Christina is the thirteenth princess of the dwindling Estgloria Kingdom. The ruling Queen of Estgloria has sent Christina to Shina Dark out of hate for Christina's mother. Christina receives the title of Blue Moon Princess, the second of the Twin Moon Princesses. While not strong or possessing any real power which makes her feels useless, Christina later learns she is a skilled strategist, boosting her resolve. Christina also suffers health problems after being slowly poisoned over many years under the orders of the Queen. Touched by Exoda's (Satan) kind and caring words, she also develops affection towards him. She regards Galett as a friend as well as a rival towards love.
- Marple Mashu Marces

A little girl originally sent to Shina Dark to be a sacrifice, Exoda instead adopts her as a daughter.
- Noel D. Buche

A robot girl who serves as Exoda's maid. She is later shown to have a battle mode, of which Exodus comments on, saying she serves as a mid level boss in this mode.
- Rune Butler Vincent

Master of the Undead and Exoda's butler. He is often mistaken as Exoda himself.

==Nations==
- Shina Dark
An island nation formerly ruled by Exoda, the Demon Lord of Shina Dark before giving the leadership to the Twin Moon Princesses, Christina and Galett. The Shina Dark government is a Constitutional Monarchy with the Princesses as the heads of the government and an elected parliament supporting them, and Exoda as head of state, or monarch. Originally populated by the one thousand women sent as sacrifices, it later grew to include refugees who were invited or came to Shina Dark in search for a better life.
- Zirus Ziriola
One of two nations that lies between the Western and Eastern Continent, the other being the Magical Kingdom of Shumarika.

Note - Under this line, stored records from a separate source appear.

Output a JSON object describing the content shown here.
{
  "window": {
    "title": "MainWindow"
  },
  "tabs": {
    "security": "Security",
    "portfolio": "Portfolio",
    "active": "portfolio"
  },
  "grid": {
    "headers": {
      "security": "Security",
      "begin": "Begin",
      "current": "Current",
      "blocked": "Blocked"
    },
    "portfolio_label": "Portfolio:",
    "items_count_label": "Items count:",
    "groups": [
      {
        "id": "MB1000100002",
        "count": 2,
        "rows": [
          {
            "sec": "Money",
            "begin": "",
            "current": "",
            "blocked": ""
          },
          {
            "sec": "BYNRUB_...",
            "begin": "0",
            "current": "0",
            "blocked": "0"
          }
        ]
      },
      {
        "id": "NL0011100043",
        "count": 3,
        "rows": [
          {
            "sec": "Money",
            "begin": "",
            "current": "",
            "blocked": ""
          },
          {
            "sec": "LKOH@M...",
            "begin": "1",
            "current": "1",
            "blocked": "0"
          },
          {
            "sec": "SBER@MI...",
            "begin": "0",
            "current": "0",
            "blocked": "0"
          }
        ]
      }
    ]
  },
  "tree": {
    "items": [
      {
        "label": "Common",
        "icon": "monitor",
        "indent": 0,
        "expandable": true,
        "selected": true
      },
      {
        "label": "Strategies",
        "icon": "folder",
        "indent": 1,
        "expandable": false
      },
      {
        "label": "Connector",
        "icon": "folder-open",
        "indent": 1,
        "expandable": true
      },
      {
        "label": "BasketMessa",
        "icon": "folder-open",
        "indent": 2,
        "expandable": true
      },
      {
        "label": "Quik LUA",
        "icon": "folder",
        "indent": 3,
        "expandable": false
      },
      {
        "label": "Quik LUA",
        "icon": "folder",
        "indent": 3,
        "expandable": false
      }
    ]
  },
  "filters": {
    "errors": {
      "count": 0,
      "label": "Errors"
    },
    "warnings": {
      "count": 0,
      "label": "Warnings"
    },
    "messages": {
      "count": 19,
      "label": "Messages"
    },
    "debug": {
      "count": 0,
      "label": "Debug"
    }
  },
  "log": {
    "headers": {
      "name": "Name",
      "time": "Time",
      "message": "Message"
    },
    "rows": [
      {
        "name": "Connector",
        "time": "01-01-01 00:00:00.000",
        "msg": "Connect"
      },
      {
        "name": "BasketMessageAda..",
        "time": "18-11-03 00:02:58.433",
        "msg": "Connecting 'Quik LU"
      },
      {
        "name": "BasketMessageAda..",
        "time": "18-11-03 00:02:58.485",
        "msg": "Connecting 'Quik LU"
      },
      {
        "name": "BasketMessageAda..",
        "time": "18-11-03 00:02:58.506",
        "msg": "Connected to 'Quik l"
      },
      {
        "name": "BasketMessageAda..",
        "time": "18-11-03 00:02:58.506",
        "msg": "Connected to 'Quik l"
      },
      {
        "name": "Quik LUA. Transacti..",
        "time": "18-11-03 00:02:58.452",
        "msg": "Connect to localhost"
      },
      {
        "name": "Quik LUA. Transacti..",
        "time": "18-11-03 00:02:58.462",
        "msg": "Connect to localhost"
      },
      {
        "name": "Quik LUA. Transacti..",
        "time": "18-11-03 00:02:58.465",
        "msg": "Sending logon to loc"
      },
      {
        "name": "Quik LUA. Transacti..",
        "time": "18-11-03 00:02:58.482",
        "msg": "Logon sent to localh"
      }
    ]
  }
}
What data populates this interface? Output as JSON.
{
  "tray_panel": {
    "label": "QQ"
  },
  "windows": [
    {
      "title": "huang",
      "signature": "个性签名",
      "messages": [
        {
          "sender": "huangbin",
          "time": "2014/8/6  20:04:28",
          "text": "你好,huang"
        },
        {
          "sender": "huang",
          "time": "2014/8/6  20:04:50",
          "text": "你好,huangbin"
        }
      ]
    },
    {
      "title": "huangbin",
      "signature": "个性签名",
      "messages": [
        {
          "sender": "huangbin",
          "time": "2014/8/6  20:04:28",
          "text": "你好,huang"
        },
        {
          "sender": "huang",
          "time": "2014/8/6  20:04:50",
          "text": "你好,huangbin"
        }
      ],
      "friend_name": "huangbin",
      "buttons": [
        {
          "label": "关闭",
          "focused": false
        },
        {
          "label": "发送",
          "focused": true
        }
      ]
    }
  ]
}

Due to its strategic position, it is a nation heavily focused on trade. Zirus is one of the few known nations to openly trade with Shina Dark.
- Kingdom of Estgloria
A mighty kingdom in the Western Continent, Estgloria is now a shadow of its former self after the death of its King. Ruled by the Corrupt Regent, Queen Catherine S. Langton and her son, the Crown Prince Crispin, they ruled the kingdom without care, heavily taxing their citizens in order to fund theirs and the Nobles lavish lifestyle and hedonistic ways.
- Vansable Empire
Formerly a small kingdom, Vansable miraculously defeated a larger army that invaded them which later led to a series of wars that turn the kingdom into a mighty empire that ruled the Eastern Continent. Ruled by Emperor Galeon Fey Sowauge and Prime Minister Ernst D. Volkoren, the Vansable Empire is the richest and has the most technological advanced armies in the world.

==Media==

===Manga===
The manga series is being drawn by Yukari Higa and written by Bunjūrō Nakayama. The series originally began serialization in the magazine Dengeki Teioh, published by ASCII Media Works, on January 26, 2006, but due to discontinuation of Dengeki Teioh on November 26, 2006, the series was moved to Dengeki Daioh on April 21, 2007. The manga ended serialization in the March 2009 issue of Dengeki Daioh. Four bound volumes were published by ASCII Media Works under their Dengeki Comics imprint. The series is licensed in France by Taifu Comics.

===Music videos===
A DVD containing four animated music videos supervised by Akiyuki Shinbo, directed by Shinpei Tomooka, Naoyuki Konno, Shin Oonuma, and Toshimasa Suzuki, and animated by Shaft, was released with the limited edition of manga volume three on March 21, 2008. A digest of the videos was released in the February 2008 issue of Dengeki Daioh that was released on December 21, 2007. This digest was also posted on the Dengeki Comics official Shina Dark website.